(Paris) Des organisations de défense de la liberté de la presse ont condamné lundi les peines de sept et six ans de prison infligées à deux journalistes iraniennes qui avaient notamment couvert l’affaire Mahsa Amini, morte en détention après son arrestation pour port d’une tenue non conforme aux normes de la République islamique.

Niloufar Hamedi, 31 ans, qui travaillait pour le quotidien iranien Shargh, s’était rendue à l’hôpital où Mahsa Amini avait été pendant trois jours dans le coma à la suite de son arrestation avant de mourir, et Elaheh Mohammadi, 36 ans, reporter au quodidien Ham Mihan, était allée dans la ville natale de la jeune femme, à Saqqez (ouest), pour couvrir ses funérailles.

Les deux journalistes avaient été peu après arrêtées en septembre 2022 et placées en détention en attendant leur procès et le verdict.

Elaheh Mohammadi a été condamnée à six ans de détention et Niloufar Hamedi à une peine de sept ans de prison pour collaboration avec les États-Unis, selon le site Mizan Online spécialisé dans les affaires judiciaires. Les deux journalistes ont rejeté au cours de leur procès les accusations de collaboration avec les États-Unis.

« Le verdict est scandaleux. Un an de détention provisoire n’a pas satisfait la soif de vengeance de la République islamique, qui vient de punir sévèrement ces deux journalistes courageuses », a estimé le responsable du bureau Moyen-Orient de Reporters sans Frontières (RSF), Jonathan Dagher.

Elles sont punies pour l’exercice de leur métier.

Jonathan Dagher, responsable du bureau Moyen-Orient de Reporters sans Frontières

Toutes deux ont également été condamnées à cinq ans de détention pour complot contre la sécurité de l’État et un an de détention pour propagande contre la République islamique, a indiqué le site Mizan Online, précisant que les peines seraient purgées en même temps. Dans le droit iranien, c’est la peine la plus lourde qui s’applique.

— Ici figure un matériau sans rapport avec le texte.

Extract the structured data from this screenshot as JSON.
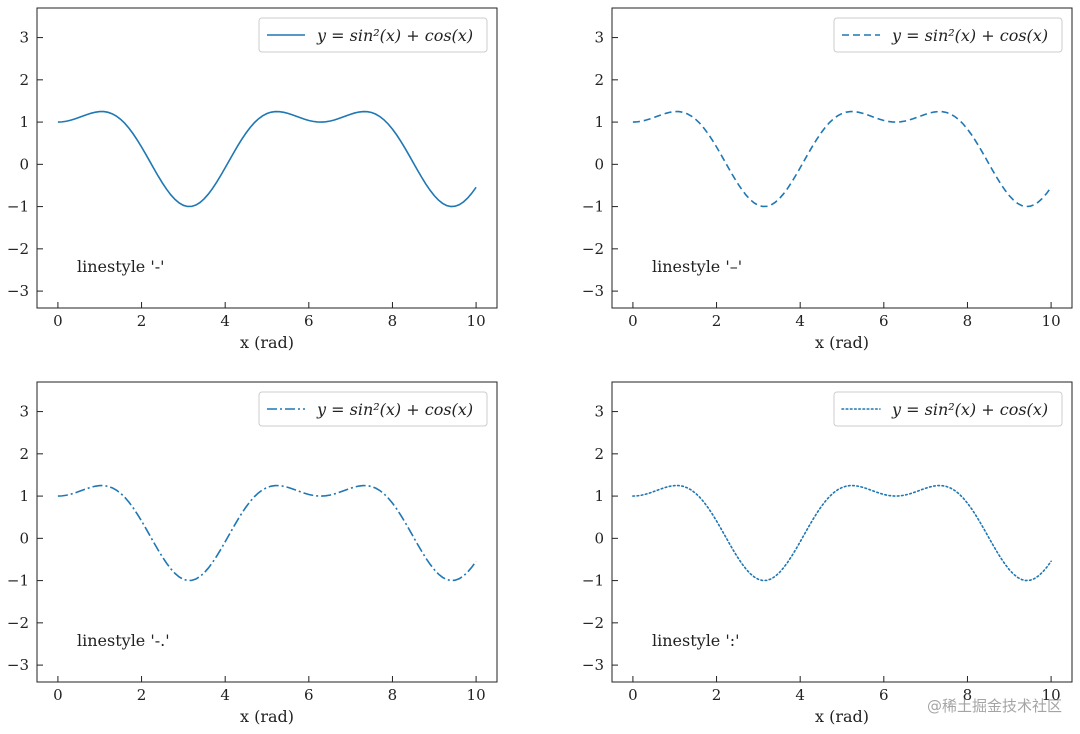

« Criminaliser le journalisme »

« Les condamnations de Niloufar Hamedi et Elaheh Mohammadi sont une parodie [de justice] et une sombre illustration de l’érosion de la liberté d’expression et des tentatives désespérées du gouvernement iranien de criminaliser le journalisme », a déclaré Sherif Mansour, coordinateur pour le Moyen-Orient et l’Afrique du Nord du Comité pour la protection des journalistes (CPJ) dont le siège est situé aux États-Unis.

L’époux de Mme Hamedi, Mohammad Hossein Ajorlo, a écrit sur X qu’elle avait été informée de la sentence le jour de son aniversaire alors qu’elle se rendait à un parloir familial en prison.

Selon le CPJ, l’Iran a arrêté au moins 95 journalistes lors de la répression du mouvement de protestation après la mort de Mahsa Amini, dont la plupart ont depuis été libérés sous caution. Une dizaine sont toujours détenus dont Mmes Hamedi et Mohammadi.

Mary Lawlor, rapporteure spéciale de l’ONU sur les défenseurs des droits de l’homme, s’est déclarée « pertubée » par les peines infligées aux deux journalistes et la peine d’un an de prison à laquelle a été condamné l’avocat de la famille de Mahsa Amini, Saleh Nikbakht.

« L’Iran doit mettre fin à la persécution à grande échelle des défenseurs des droits et des journalistes », a-t-elle écrit sur le réseau social X.